Divertissement

Pour nommer le nouveau parc d’attractions « Dragon Ball », il manque un détail de taille

Après les discussions qui ont filtré pendant l’été, l’Élysée a confirmé, lundi 24 août, la création de trois parcs à thèmes à Cergy-Pontoise par la société Qiddiya Investment Company, détenue par le fonds souverain de l’Arabie saoudite. L’un de ces trois parcs d’attractions pourrait être entièrement dédié à l’univers Dragon Ball, selon des sources gouvernementales interrogées en « off ».

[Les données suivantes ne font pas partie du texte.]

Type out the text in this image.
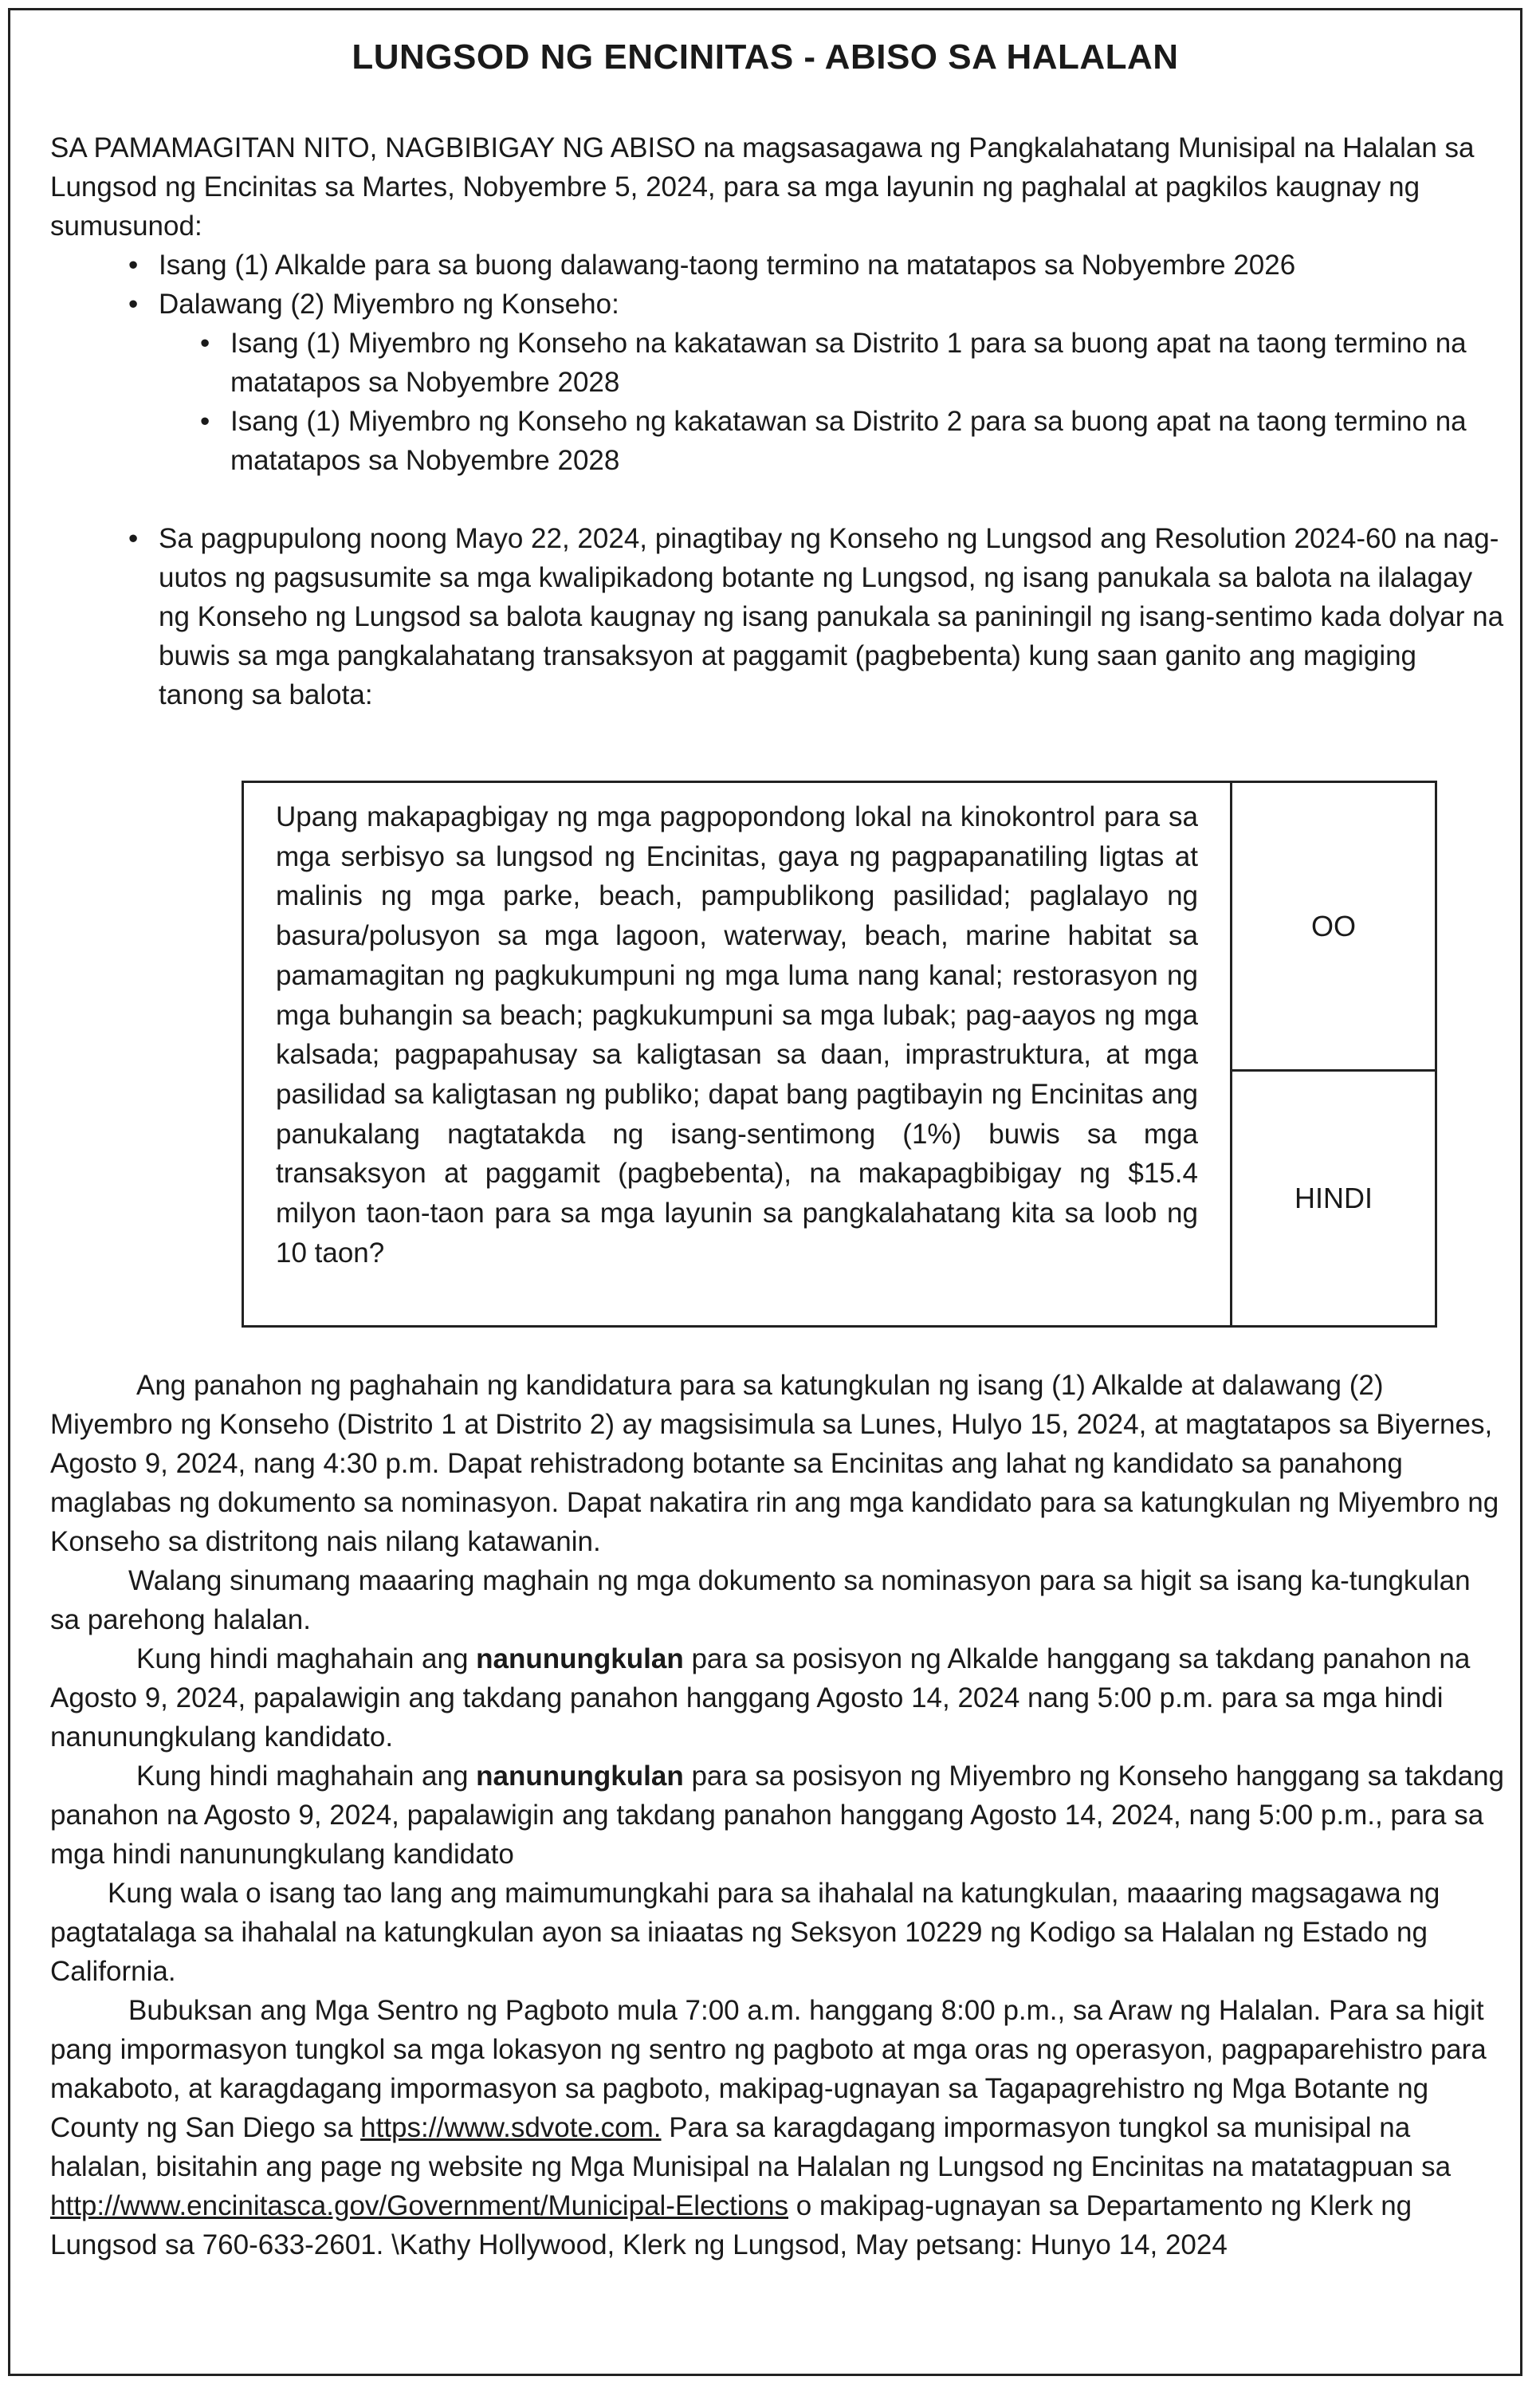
LUNGSOD NG ENCINITAS - ABISO SA HALALAN
SA PAMAMAGITAN NITO, NAGBIBIGAY NG ABISO na magsasagawa ng Pangkalahatang Munisipal na Halalan sa Lungsod ng Encinitas sa Martes, Nobyembre 5, 2024, para sa mga layunin ng paghalal at pagkilos kaugnay ng sumusunod:
• Isang (1) Alkalde para sa buong dalawang-taong termino na matatapos sa Nobyembre 2026
• Dalawang (2) Miyembro ng Konseho:
• Isang (1) Miyembro ng Konseho na kakatawan sa Distrito 1 para sa buong apat na taong termino na matatapos sa Nobyembre 2028
• Isang (1) Miyembro ng Konseho ng kakatawan sa Distrito 2 para sa buong apat na taong termino na matatapos sa Nobyembre 2028
• Sa pagpupulong noong Mayo 22, 2024, pinagtibay ng Konseho ng Lungsod ang Resolution 2024-60 na nag-uutos ng pagsusumite sa mga kwalipikadong botante ng Lungsod, ng isang panukala sa balota na ilalagay ng Konseho ng Lungsod sa balota kaugnay ng isang panukala sa paniningil ng isang-sentimo kada dolyar na buwis sa mga pangkalahatang transaksyon at paggamit (pagbebenta) kung saan ganito ang magiging tanong sa balota:
Upang makapagbigay ng mga pagpopondong lokal na kinokontrol para sa mga serbisyo sa lungsod ng Encinitas, gaya ng pagpapanatiling ligtas at malinis ng mga parke, beach, pampublikong pasilidad; paglalayo ng basura/polusyon sa mga lagoon, waterway, beach, marine habitat sa pamamagitan ng pagkukumpuni ng mga luma nang kanal; restorasyon ng mga buhangin sa beach; pagkukumpuni sa mga lubak; pag-aayos ng mga kalsada; pagpapahusay sa kaligtasan sa daan, imprastruktura, at mga pasilidad sa kaligtasan ng publiko; dapat bang pagtibayin ng Encinitas ang panukalang nagtatakda ng isang-sentimong (1%) buwis sa mga transaksyon at paggamit (pagbebenta), na makapagbibigay ng $15.4 milyon taon-taon para sa mga layunin sa pangkalahatang kita sa loob ng 10 taon?
OO
HINDI

Ang panahon ng paghahain ng kandidatura para sa katungkulan ng isang (1) Alkalde at dalawang (2) Miyembro ng Konseho (Distrito 1 at Distrito 2) ay magsisimula sa Lunes, Hulyo 15, 2024, at magtatapos sa Biyernes, Agosto 9, 2024, nang 4:30 p.m. Dapat rehistradong botante sa Encinitas ang lahat ng kandidato sa panahong maglabas ng dokumento sa nominasyon. Dapat nakatira rin ang mga kandidato para sa katungkulan ng Miyembro ng Konseho sa distritong nais nilang katawanin.

Walang sinumang maaaring maghain ng mga dokumento sa nominasyon para sa higit sa isang ka-tungkulan sa parehong halalan.

Kung hindi maghahain ang nanunungkulan para sa posisyon ng Alkalde hanggang sa takdang panahon na Agosto 9, 2024, papalawigin ang takdang panahon hanggang Agosto 14, 2024 nang 5:00 p.m. para sa mga hindi nanunungkulang kandidato.

Kung hindi maghahain ang nanunungkulan para sa posisyon ng Miyembro ng Konseho hanggang sa takdang panahon na Agosto 9, 2024, papalawigin ang takdang panahon hanggang Agosto 14, 2024, nang 5:00 p.m., para sa mga hindi nanunungkulang kandidato

Kung wala o isang tao lang ang maimumungkahi para sa ihahalal na katungkulan, maaaring magsagawa ng pagtatalaga sa ihahalal na katungkulan ayon sa iniaatas ng Seksyon 10229 ng Kodigo sa Halalan ng Estado ng California.

Bubuksan ang Mga Sentro ng Pagboto mula 7:00 a.m. hanggang 8:00 p.m., sa Araw ng Halalan. Para sa higit pang impormasyon tungkol sa mga lokasyon ng sentro ng pagboto at mga oras ng operasyon, pagpaparehistro para makaboto, at karagdagang impormasyon sa pagboto, makipag-ugnayan sa Tagapagrehistro ng Mga Botante ng County ng San Diego sa https://www.sdvote.com. Para sa karagdagang impormasyon tungkol sa munisipal na halalan, bisitahin ang page ng website ng Mga Munisipal na Halalan ng Lungsod ng Encinitas na matatagpuan sa http://www.encinitasca.gov/Government/Municipal-Elections o makipag-ugnayan sa Departamento ng Klerk ng Lungsod sa 760-633-2601. \Kathy Hollywood, Klerk ng Lungsod, May petsang: Hunyo 14, 2024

Mais la communication officielle de l’Élysée n’a pas confirmé cet aspect. « Les deux pays saluent l’ambition de la société d’investissement Qiddiya de développer à Cergy-Pontoise un grand complexe à usage mixte comprenant plusieurs parcs, qui réunira divertissement, loisirs, hôtellerie, culture et sport », a simplement écrit l’Élysée, sans donner davantage de détails. « Vous connaissez mon intérêt pour les mangas », a pour sa part glissé Emmanuel Macron sur X.

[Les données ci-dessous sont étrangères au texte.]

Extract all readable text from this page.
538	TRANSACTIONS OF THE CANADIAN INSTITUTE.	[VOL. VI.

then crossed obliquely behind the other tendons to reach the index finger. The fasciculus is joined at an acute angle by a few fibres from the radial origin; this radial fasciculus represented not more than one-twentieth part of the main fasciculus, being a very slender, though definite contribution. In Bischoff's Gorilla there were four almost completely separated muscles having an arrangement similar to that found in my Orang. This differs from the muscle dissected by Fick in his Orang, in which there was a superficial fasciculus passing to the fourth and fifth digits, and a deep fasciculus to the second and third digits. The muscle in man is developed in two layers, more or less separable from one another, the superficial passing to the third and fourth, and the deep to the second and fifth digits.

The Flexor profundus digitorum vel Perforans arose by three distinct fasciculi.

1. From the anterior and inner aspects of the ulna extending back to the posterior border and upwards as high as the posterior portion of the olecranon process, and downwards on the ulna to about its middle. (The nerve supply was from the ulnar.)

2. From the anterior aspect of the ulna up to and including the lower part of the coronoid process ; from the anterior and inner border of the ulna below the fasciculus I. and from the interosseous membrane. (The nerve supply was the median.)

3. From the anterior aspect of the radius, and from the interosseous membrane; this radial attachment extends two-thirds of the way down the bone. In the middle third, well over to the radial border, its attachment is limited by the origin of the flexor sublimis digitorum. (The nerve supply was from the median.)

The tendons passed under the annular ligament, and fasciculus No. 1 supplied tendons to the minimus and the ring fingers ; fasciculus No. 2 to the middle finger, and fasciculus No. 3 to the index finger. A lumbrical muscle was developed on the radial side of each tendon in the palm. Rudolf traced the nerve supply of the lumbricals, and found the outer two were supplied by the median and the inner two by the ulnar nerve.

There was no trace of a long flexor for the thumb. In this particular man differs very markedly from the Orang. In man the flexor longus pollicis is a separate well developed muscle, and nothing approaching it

D’après l’AFP, la société saoudienne préfère également parler de discussions en cours avec de grandes marques internationales détentrices de licences. Et pour cause : selon les informations publiées le 25 août par Le Monde, le projet n’a pas encore obtenu l’accord des ayants droit japonais pour utiliser la marque Dragon Ball et ses personnages.

« Il faut un effet d’annonce très fort pour ancrer le projet. Ensuite, dans dix ans, il peut être tout à fait différent », a également souligné Vincent Philippe, fondateur de Funfair City, observatoire dédié aux loisirs et au divertissement en ville, auprès de l’AFP.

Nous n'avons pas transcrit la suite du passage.